For Kant, e.g., Obama’s use of reason in exercising his duties as President counts only as the merely “private” use of reason. It is not in this capacity that Obama can act on behalf of the freedom of humanity. Rather, it is only in public discourse and debate, on behalf of further “enlightenment,” that Obama can affect positively the unfolding of human freedom – the freedom to transform humanity’s own conditions. It is thus indirect.
As President, and not only as husband to his wife and father of his children, or as employee in the private sector such as being a law professor at UChicago before entering politics, Obama is not free to act in such a way as to be able to contribute to the development of human freedom, because he is a mere cog in the machine of the social order, compelled to act in the service of interests, both his own as well as others’.
For Kant, it is only as a public citizen than Obama can exercise any possible influence on free humanity. In other words, it’s not in making policy decisions in his “public” role as President, but only in his speaking, as we would term it, as a “private citizen” that Obama could, for Kant, participate in the furthering of enlightenment, or what he describes as humanity’s emergence from self-incurred immaturity.
This is a tremendous if not preposterous idea of Kant’s, and it serves us well to consider where it comes from. It comes from Rousseau’s idea of the “general will” as something more than the sum of its parts in individual wills, in which the movement of human freedom – both individual and collective – manifests and unfolds.
Kant is taking Rousseau’s radically new conception of human freedom and specifying it as a matter of “enlightenment” and what is meant by this. The apparent peculiarity of Kant’s argument (its counter-intuitive use of categories of public and private, etc.) comes from the obscurity of the desideratum of free humanity as freedom in transformation with which our radical bourgeois philosophers were wrestling as an emergent property of their world (what we take for granted and to which we have thus dulled ourselves).
What is this “humanity?” It is not the sum total of human beings, but rather the human social (meaning, for moderns, global-cosmopolitan) collective’s transcendental character, or more than the sum of its parts (hence taking for granted Rousseau’s account of the “general will”).

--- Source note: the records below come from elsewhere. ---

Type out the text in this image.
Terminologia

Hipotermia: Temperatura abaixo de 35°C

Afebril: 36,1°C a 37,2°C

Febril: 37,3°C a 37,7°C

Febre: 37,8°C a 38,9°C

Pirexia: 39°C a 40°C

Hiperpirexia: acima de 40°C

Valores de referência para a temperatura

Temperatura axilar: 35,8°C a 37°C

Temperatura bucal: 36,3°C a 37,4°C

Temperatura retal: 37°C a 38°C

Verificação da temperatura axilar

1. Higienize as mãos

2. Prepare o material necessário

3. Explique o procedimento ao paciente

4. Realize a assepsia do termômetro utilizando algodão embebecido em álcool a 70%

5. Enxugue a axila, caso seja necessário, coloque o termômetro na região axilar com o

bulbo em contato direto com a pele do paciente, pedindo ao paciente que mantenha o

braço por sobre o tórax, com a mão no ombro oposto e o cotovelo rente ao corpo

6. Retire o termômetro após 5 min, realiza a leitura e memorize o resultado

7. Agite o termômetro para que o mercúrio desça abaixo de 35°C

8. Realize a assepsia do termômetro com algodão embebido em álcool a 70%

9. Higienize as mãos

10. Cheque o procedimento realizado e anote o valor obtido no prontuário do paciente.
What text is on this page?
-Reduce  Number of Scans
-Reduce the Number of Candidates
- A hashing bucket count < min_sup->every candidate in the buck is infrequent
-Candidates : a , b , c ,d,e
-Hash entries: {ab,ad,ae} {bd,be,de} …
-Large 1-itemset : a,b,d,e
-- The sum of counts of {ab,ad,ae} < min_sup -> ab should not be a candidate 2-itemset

Kant’s “Cosmopolitan History” is a great and wonderful precursor and point-for-point program for Hegel’s subsequent philosophy of history, which is also followed by Marx and by Marxist politics.—We seek to continue to pursue the “revolution” of which Kant speaks in his “Cosmopolitan History.”
The barbarism of our era can only read Kant with a debunking, jaundiced eye, and ignore what they can read right before them in this bracing text.
Kant is very clear here, for instance that if a world of a cosmopolitan civil society is not achieved then Rousseau’s negative opinion of civilization (as polemical mien) and relatively positive estimation of “noble savagery” would be (perversely, against Rousseau’s actual intentions) vindicated. This is what Benjamin will call the “go-for-broke game of history.” History has become a task, to make civilization worthwhile by transcending its history in freedom – in the freedom that civilization both evinces and whose open-ended possibilities it furthers.
We are back to Rousseau’s account of humanity’s unlimited “perfectibility” as that which ails us, but also what tasks us with transformation in freedom, and makes that task capable of fulfillment.
Smith, Kant and Constant, following Rousseau, want to know what about modern society allows this, and thus want to further our consciousness of it, as part and parcel of our practical achievement of it: theirs is the radical project of enlightenment in the service of freedom.